Austerity is a gender issue, because we know the cuts have disproportionately affected women, especially those to childcare costs. However, austerity is also a gender issue because the increasing marginalisation and joblessness of young men is part of what's driving ever larger numbers of them to take their own lives, in numbers higher than historical trends would indicate. Austerity is a race issue, because 75% of Britain's non-white communities live in 88 of Britain's poorest wards, and because 84% of Bangladeshi sixth-form students, and 70% of Pakistani students received EMA - before it was cut within about 5 minutes of Cameron entering Number 10. Austerity is a disability issue, a class issue and a mental health issue. In short, austerity is a justice issue and it's affecting us all.

When people steal from the state through benefit fraud (usually out of desperation), there's public outcry.

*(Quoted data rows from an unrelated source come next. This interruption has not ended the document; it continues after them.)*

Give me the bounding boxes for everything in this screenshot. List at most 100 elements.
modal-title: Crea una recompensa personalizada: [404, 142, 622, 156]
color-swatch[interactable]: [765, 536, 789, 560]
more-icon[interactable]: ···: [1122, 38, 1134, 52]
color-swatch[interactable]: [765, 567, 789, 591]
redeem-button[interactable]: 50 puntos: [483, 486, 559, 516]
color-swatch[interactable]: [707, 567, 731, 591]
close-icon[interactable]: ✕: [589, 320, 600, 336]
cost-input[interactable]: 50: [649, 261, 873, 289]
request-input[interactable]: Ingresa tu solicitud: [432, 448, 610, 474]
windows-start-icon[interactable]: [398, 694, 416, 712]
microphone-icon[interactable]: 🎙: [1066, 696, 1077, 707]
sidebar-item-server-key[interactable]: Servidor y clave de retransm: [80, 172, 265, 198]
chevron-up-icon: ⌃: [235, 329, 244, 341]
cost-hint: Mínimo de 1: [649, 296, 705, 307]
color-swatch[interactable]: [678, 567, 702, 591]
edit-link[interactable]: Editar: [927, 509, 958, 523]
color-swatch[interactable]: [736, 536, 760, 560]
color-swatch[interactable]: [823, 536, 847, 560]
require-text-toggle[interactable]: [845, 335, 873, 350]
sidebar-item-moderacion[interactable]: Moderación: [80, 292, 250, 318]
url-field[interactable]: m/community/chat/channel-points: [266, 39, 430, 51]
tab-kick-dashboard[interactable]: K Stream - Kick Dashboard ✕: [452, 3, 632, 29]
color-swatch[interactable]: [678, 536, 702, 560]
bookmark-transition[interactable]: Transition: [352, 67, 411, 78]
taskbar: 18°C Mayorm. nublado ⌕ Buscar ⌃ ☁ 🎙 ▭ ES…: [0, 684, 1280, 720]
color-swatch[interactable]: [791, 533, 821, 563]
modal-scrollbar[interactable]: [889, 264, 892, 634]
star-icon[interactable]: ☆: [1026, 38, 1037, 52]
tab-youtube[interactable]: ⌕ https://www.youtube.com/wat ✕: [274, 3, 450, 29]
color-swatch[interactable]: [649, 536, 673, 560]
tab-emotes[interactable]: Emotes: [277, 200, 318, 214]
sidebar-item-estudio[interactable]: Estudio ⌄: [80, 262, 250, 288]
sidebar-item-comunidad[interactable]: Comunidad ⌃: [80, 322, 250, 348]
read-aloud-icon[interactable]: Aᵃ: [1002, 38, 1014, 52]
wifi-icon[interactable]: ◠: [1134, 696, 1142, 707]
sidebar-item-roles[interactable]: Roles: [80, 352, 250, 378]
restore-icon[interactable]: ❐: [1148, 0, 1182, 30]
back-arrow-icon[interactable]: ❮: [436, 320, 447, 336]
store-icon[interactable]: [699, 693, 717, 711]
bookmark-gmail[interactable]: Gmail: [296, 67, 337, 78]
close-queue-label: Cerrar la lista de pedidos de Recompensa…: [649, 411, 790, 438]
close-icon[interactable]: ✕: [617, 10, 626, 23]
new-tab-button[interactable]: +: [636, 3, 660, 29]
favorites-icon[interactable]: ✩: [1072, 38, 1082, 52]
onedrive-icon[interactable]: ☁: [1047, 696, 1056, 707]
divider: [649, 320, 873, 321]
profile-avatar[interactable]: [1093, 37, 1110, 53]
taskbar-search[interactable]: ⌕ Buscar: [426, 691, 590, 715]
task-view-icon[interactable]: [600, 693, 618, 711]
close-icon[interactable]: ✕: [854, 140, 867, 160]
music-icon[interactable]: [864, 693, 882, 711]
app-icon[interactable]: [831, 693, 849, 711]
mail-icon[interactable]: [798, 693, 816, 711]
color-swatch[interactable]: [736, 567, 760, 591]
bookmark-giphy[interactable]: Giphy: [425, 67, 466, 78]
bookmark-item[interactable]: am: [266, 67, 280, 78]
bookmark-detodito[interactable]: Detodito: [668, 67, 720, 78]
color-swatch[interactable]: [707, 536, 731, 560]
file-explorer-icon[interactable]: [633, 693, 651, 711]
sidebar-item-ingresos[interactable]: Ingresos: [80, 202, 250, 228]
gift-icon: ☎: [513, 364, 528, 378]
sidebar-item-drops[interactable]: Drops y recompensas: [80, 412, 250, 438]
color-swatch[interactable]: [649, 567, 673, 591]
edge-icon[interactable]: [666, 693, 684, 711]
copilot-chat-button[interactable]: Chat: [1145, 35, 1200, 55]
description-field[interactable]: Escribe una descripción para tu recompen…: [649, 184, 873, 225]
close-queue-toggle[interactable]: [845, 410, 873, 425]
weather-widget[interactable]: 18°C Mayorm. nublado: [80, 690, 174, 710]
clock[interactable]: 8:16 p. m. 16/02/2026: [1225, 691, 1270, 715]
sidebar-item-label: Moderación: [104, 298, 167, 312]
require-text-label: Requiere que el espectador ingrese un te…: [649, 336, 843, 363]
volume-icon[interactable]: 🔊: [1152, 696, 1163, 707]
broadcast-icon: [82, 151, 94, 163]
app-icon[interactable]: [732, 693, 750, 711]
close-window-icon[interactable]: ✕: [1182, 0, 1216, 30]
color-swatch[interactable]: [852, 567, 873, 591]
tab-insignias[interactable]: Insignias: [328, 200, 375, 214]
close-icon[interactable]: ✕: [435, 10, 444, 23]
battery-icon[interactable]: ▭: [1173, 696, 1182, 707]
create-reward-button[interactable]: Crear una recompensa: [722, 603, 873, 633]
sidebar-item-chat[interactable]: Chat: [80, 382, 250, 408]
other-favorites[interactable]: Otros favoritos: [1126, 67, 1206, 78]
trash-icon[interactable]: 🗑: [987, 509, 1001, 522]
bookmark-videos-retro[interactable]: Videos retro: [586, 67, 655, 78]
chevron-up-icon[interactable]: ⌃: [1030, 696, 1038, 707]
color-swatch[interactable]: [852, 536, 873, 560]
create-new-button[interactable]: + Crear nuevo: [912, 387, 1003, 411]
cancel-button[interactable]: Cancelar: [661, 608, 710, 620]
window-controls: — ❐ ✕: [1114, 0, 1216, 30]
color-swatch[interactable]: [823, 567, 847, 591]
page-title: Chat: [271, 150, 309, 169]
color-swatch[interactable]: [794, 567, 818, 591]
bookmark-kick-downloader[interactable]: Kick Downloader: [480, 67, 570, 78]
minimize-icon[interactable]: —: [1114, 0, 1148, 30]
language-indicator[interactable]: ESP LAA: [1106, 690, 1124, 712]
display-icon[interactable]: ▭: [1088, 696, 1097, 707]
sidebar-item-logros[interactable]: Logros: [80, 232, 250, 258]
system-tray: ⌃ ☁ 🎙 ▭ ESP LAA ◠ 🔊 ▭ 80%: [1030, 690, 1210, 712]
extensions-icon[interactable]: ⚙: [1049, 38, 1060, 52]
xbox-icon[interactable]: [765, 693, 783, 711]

But when the state steals from the people by failing to provide even a basic standard of living, whilst corruption and tax evasion runs unchecked, we're told it's all part of a necessary strategy for economic recovery.

I'm sick of being told I'm a dreamer for thinking it doesn't have to be this way.

You don't need me to tell you that it's outlandishly offensive for millionaire Iain Duncan Smith to advise those struggling to land a job to 'get on a bus' away from their homes until they've found a job elsewhere. You certainly don't need me to tell you that it's criminal that Vodafone have been let off paying an estimated £6 billion in tax bills.

Any idiot with a calculator can work out that if huge, wealthy corporations aren't paying their tax, whilst schools and hospitals and ordinary people collapse, the onus should be on those corporations who owe the state money to make their fair contribution. It just goes to show that austerity is so much more about ideology - the dehumanisation of the poor, and the literal destruction of state infrastructure - than it ever was about economy.

Is this what they meant when they said we're all in this together? If you are eligible to vote in 2015, please make sure you are registered to do so. And if you have a heart, or any sense of basic human compassion, please don't vote Tory.